O gizli zâtın birer sikkesi hükmünde olan ism-i Kuddüsun bir başka cilvesi ise insan bedeninde intizam ile küllî işler yapılıyor. Âdeta bu koca sarayın bir küçük nüshası olan makrofaj hücreleri temizlik ile vazifeli memurlar gibi tekemmül edilmiştir. O gizli zâtın ilânnamesiyle sarayın tanzimat kanunlarını ve teşkilat programını oluşturmaktadır. Bu beden âleminde nizamat-ı külliyeyi gözeten bu hücreler tevfik-i hareketle birbirinin imdadına koşarak, vücuda giren mikropları, vücutta ölü dokuları ve tümör hücreleri gibi vücudu tahrip ve tahrişten tasfiye ediyorlar. İsm-i Kuddüs’ün tecellisiyle makrofaj ve lenfositler arasında bir ittihad ile yekûn olarak bedenin tasfiyesi gerçekleşerek her şey dengeli ve ölçülü, mizanlı şekilde dağıtılmakta ve tevzin edilmektedirler.
Bedendeki bütün o vazifeli hücreler dahi o emri dinliyorlar ki temizlik vazifesini yerine getirmeleriyle “En temiz ve en nazif ve en parlak ve en pâk vaziyetleri; en güzel, en saf, en latif suretleri almak için bir dest-i hikmet tarafından sevk olunuyorlar.

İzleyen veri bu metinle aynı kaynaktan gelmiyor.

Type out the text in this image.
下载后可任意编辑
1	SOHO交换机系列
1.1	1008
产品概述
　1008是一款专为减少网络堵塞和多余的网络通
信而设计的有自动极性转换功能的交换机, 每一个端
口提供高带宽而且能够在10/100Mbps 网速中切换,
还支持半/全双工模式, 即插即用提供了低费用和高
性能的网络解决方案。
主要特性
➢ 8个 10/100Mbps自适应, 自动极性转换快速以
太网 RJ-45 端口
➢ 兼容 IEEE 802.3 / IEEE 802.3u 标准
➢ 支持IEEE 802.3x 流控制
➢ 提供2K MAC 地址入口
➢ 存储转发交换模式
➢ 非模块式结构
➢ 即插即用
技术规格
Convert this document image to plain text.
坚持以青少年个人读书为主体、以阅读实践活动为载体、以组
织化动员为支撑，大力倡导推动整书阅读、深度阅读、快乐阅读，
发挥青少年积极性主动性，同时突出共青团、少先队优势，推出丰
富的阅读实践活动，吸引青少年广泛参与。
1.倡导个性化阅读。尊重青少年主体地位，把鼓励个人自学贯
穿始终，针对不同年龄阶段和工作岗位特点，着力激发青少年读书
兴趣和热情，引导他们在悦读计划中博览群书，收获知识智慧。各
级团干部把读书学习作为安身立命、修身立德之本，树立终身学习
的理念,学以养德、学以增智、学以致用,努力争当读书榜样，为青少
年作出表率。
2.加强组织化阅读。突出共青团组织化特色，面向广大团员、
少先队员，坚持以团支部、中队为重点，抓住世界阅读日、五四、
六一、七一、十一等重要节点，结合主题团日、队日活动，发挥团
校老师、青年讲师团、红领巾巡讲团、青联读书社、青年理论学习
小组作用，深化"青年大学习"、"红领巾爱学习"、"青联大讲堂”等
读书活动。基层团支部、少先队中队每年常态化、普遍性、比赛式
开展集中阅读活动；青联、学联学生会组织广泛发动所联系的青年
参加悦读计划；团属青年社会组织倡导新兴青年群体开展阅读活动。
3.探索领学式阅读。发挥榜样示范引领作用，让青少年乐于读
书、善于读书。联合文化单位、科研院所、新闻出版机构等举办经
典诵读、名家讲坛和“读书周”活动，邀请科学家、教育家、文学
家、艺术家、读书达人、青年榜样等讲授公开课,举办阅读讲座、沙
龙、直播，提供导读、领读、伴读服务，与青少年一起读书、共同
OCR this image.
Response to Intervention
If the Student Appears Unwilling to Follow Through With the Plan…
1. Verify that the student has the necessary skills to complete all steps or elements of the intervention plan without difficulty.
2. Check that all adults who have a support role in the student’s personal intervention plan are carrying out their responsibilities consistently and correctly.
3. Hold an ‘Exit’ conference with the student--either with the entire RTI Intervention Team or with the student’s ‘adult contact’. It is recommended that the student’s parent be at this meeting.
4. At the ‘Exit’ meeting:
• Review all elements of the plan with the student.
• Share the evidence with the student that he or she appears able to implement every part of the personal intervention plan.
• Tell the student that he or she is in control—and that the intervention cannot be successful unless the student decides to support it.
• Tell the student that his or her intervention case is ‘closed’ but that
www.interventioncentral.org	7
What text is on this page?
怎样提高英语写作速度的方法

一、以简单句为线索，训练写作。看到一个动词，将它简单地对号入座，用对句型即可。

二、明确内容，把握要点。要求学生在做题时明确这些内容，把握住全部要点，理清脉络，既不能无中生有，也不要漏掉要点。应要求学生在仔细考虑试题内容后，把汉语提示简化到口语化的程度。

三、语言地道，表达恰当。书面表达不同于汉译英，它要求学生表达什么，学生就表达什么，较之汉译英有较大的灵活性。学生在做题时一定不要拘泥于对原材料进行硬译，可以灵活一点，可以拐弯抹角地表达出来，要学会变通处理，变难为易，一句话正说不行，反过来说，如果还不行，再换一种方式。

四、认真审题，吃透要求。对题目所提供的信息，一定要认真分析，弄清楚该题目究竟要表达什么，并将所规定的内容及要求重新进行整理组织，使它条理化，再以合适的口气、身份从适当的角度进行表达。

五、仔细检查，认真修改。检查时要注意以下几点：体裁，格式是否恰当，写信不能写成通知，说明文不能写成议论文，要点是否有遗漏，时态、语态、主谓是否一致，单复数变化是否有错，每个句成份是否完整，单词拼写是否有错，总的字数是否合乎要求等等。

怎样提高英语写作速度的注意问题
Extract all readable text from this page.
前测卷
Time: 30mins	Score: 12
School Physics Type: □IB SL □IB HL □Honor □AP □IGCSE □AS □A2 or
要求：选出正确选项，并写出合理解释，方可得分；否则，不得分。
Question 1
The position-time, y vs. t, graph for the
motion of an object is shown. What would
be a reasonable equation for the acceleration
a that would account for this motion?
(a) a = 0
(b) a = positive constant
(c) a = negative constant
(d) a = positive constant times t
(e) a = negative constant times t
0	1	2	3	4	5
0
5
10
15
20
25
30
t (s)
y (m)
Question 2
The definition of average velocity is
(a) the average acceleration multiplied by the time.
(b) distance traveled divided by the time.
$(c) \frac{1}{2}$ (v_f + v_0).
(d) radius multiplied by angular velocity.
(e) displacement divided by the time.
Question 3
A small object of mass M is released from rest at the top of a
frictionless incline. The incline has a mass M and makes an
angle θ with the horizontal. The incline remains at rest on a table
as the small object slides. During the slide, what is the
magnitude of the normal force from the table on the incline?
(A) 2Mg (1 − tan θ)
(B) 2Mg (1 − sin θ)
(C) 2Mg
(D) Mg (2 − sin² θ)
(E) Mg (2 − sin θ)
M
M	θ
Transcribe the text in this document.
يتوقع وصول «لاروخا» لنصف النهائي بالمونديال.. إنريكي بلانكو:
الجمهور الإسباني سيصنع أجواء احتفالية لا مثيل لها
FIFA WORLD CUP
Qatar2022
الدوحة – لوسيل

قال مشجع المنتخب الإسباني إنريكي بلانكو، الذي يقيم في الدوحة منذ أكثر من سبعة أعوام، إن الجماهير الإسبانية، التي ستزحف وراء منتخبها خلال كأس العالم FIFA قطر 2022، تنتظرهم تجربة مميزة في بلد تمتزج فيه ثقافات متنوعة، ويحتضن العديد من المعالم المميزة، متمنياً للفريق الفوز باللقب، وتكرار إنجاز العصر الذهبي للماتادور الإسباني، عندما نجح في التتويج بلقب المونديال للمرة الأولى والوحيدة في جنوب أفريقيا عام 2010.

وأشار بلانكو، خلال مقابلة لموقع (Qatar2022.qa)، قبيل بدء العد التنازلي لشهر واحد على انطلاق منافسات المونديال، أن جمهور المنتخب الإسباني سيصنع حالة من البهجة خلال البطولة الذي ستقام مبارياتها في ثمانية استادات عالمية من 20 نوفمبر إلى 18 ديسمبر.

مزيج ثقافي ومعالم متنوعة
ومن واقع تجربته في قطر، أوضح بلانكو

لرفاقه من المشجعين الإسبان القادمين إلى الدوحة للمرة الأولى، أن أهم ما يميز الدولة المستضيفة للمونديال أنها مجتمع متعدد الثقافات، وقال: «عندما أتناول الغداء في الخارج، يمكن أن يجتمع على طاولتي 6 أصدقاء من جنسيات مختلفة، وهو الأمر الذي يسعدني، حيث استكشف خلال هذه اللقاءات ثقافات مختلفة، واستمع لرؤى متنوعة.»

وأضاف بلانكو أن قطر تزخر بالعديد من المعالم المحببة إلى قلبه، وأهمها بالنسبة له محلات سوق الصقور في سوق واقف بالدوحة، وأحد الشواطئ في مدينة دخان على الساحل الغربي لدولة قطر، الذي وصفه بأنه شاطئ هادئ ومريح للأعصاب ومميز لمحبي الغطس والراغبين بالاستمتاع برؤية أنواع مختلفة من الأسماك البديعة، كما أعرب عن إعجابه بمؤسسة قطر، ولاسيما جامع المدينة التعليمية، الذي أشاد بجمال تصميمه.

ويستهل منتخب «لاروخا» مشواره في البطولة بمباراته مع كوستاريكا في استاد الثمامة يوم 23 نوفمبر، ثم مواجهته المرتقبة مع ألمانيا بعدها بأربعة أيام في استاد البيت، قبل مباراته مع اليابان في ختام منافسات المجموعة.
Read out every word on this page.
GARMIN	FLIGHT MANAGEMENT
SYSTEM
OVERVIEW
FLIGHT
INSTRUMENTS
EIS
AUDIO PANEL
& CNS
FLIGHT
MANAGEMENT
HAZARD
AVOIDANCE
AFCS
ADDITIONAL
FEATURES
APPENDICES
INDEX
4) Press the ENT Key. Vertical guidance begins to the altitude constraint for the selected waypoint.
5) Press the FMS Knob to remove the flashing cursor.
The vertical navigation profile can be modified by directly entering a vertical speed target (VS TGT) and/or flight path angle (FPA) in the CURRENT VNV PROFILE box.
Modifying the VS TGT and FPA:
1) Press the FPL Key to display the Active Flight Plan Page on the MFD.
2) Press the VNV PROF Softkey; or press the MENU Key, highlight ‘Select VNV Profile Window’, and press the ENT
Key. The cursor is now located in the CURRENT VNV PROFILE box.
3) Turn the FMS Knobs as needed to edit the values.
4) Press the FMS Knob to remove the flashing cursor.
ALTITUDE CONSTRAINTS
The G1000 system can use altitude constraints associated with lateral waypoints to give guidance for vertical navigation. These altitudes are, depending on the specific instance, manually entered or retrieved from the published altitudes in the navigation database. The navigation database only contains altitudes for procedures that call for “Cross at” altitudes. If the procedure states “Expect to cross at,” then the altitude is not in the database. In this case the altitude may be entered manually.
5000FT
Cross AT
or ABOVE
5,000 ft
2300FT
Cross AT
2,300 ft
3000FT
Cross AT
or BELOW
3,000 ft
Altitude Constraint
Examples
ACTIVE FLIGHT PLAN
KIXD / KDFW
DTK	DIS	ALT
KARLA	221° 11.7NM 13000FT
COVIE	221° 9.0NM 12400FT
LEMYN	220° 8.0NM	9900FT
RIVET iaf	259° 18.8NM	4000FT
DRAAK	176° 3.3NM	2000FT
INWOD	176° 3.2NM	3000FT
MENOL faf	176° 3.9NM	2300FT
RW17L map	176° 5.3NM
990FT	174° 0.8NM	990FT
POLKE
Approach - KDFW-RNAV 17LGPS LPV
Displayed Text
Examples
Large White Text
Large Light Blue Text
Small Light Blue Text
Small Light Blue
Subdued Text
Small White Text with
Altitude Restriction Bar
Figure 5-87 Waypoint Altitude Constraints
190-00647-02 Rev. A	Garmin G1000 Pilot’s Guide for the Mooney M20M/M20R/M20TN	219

Vücudumuzdaki tüm bu faaliyetler hayatımızın idamesi için birbirine muâvenet ve teâvünle emr-i Rabbaniye itaat ederek hayatımızı yaşanır bir hale getiriyorlar. İsm-i Kuddüs’ün tecellisine ait bu birkaç numuneyi kitab-ı kebir-i kâinat sayfaları arasında bizlere bildirilen her bir mektubu okumak suretiyle bu misalleri çoğaltabiliriz. Cenab-ı Hak bizlere Kuddüs ismi gibi tüm güzel isimlerinin pencerelerinden kendimize ve kainata bakmayı nasip eylesin.